To explore the relationships among these factors, a retrospective study of male cancer patients was conducted.

METHODS

The charts of 98 consecutive male patients referred to a cachexia clinic at a comprehensive cancer center were reviewed. All patients reported weight loss of >5% within the preceding six months; the median age was 60 years. Fifty-seven (58%) had serum C-reactive protein (CRP), and 68 (69%) had total testosterone evaluated. Symptoms were evaluated by the Edmonton Symptom Assessment Scale.

RESULTS

Median CRP was 20mg/L, and median testosterone level was 185 ng/dL (6.42 nmol/L) (normal > or = 240 ng/dL or 8.36 nmol/L).
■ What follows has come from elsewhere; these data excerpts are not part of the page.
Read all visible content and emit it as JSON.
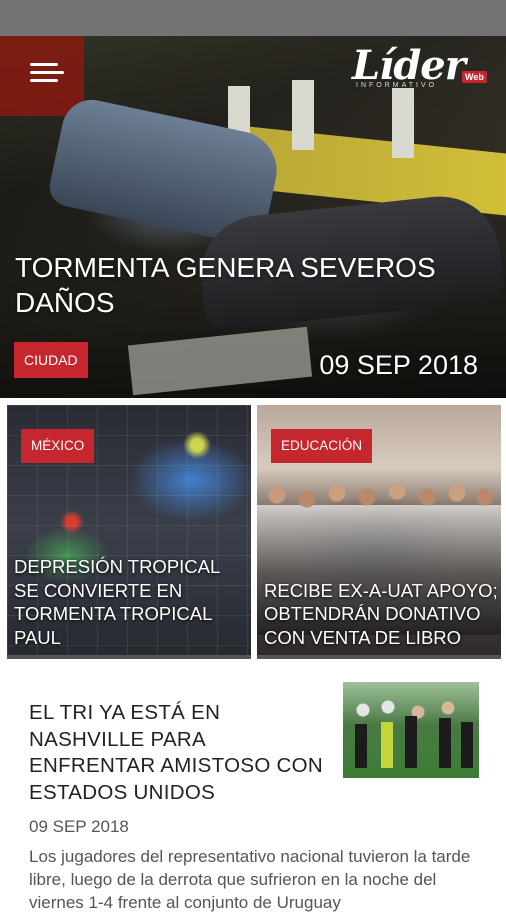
{
  "hero": {
    "brand": "Lider",
    "brand_accent_i": "í",
    "brand_badge": "Web",
    "brand_sub": "INFORMATIVO",
    "title": "TORMENTA GENERA SEVEROS DAÑOS",
    "category": "CIUDAD",
    "date": "09 SEP 2018"
  },
  "cards": [
    {
      "category": "MÉXICO",
      "title": "DEPRESIÓN TROPICAL SE CONVIERTE EN TORMENTA TROPICAL PAUL"
    },
    {
      "category": "EDUCACIÓN",
      "title": "RECIBE EX-A-UAT APOYO; OBTENDRÁN DONATIVO CON VENTA DE LIBRO"
    }
  ],
  "article": {
    "title": "EL TRI YA ESTÁ EN NASHVILLE PARA ENFRENTAR AMISTOSO CON ESTADOS UNIDOS",
    "date": "09 SEP 2018",
    "excerpt": "Los jugadores del representativo nacional tuvieron la tarde libre, luego de la derrota que sufrieron en la noche del viernes 1-4 frente al conjunto de Uruguay"
  },
  "colors": {
    "accent": "#c6262e",
    "statusbar": "#737373"
  },
  "icons": {
    "menu": "hamburger-menu-icon"
  }
}
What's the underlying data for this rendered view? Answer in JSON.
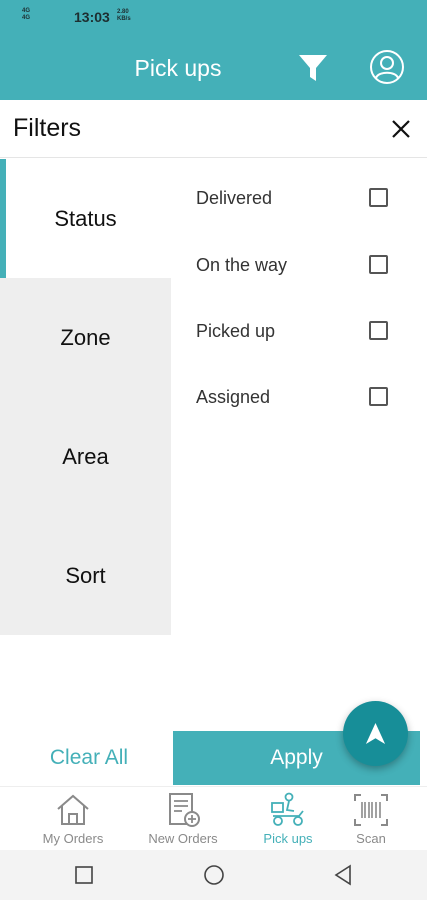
{
  "status_bar": {
    "network_top": "4G",
    "network_bottom": "4G",
    "time": "13:03",
    "speed_value": "2.80",
    "speed_unit": "KB/s"
  },
  "header": {
    "title": "Pick ups",
    "filter_icon": "filter-funnel-icon",
    "profile_icon": "user-circle-icon"
  },
  "filters": {
    "heading": "Filters",
    "close_icon": "close-icon"
  },
  "tabs": [
    {
      "label": "Status",
      "active": true
    },
    {
      "label": "Zone",
      "active": false
    },
    {
      "label": "Area",
      "active": false
    },
    {
      "label": "Sort",
      "active": false
    }
  ],
  "options": [
    {
      "label": "Delivered",
      "checked": false
    },
    {
      "label": "On the way",
      "checked": false
    },
    {
      "label": "Picked up",
      "checked": false
    },
    {
      "label": "Assigned",
      "checked": false
    }
  ],
  "actions": {
    "clear_all": "Clear All",
    "apply": "Apply"
  },
  "fab_icon": "navigation-arrow-icon",
  "bottom_nav": [
    {
      "label": "My Orders",
      "icon": "home-icon",
      "active": false
    },
    {
      "label": "New Orders",
      "icon": "new-order-document-icon",
      "active": false
    },
    {
      "label": "Pick ups",
      "icon": "delivery-scooter-icon",
      "active": true
    },
    {
      "label": "Scan",
      "icon": "barcode-scan-icon",
      "active": false
    }
  ],
  "colors": {
    "primary": "#44b0b8",
    "fab": "#178e98",
    "tab_background": "#eeeeee"
  }
}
There was an inverse correlation between testosterone and CRP levels (P<0.01). Lower testosterone was associated with increased dyspnea and insomnia (P<0.05). Poor appetite and insomnia (P<0.05) correlated with elevated CRP. Survival of patients with testosterone levels < or = 185 ng/dL (6.42 nmol/L) was decreased compared with that of those with levels >185 ng/dL (13 vs. 62 weeks, P=0.004). Patients with CRP levels >10mg/L had decreased survival compared with those with levels < or = 10mg/L (15 vs. 46 weeks, P=0.01). The combination of hypogonadism and elevated CRP was associated with poorer prognosis. Elevated CRP levels were associated with increased symptom burden and decreased survival. Low testosterone was associated with decreased survival and correlated inversely with CRP levels, dyspnea, and insomnia.

CONCLUSION

Our preliminary results suggest that testosterone and CRP may be additive or synergistic as markers for survival in male patients and could be useful in future prognostic models.

摘要

背景

恶病质的特征是肌肉减少、厌食和炎症标志物升高。在非癌症患者中,性腺功能减退与瘦体重减少、症状负担增加和生存率降低有关。癌症恶病质中的性腺功能减退可能会加重症状,促进促炎状态,并降低生存率。

目的

为了探讨这些因素之间的关系,对一家综合癌症中心的恶病质诊所的 98 例男性癌症患者进行了回顾性研究。

方法

对 98 例连续男性癌症患者的病历进行了回顾性研究。所有患者均报告在过去 6 个月内体重减轻>5%;中位年龄为 60 岁。57 例(58%)有血清 C 反应蛋白(CRP),68 例(69%)有总睾酮评估。症状通过埃德蒙顿症状评估量表进行评估。

结果

中位 CRP 为 20mg/L,中位睾酮水平为 185ng/dL(6.42nmol/L)(正常>或=240ng/dL 或 8.36nmol/L)。睾酮和 CRP 水平呈负相关(P<0.01)。较低的睾酮水平与呼吸困难和失眠增加有关(P<0.05)。食欲差和失眠(P<0.05)与 CRP 升高相关。睾酮水平<或=185ng/dL(6.42nmol/L)的患者的生存率低于睾酮水平>185ng/dL(13 与 62 周,P=0.004)的患者。CRP 水平>10mg/L 的患者的生存率低于 CRP 水平<或=10mg/L 的患者(15 与 46 周,P=0.01)。性腺功能减退和 CRP 升高的组合与预后较差相关。CRP 水平升高与症状负担增加和生存率降低相关。低睾酮与生存率降低相关,与 CRP 水平、呼吸困难和失眠呈负相关。

结论

我们的初步结果表明,睾酮和 CRP 可能是男性患者生存的附加或协同标志物,在未来的预后模型中可能有用。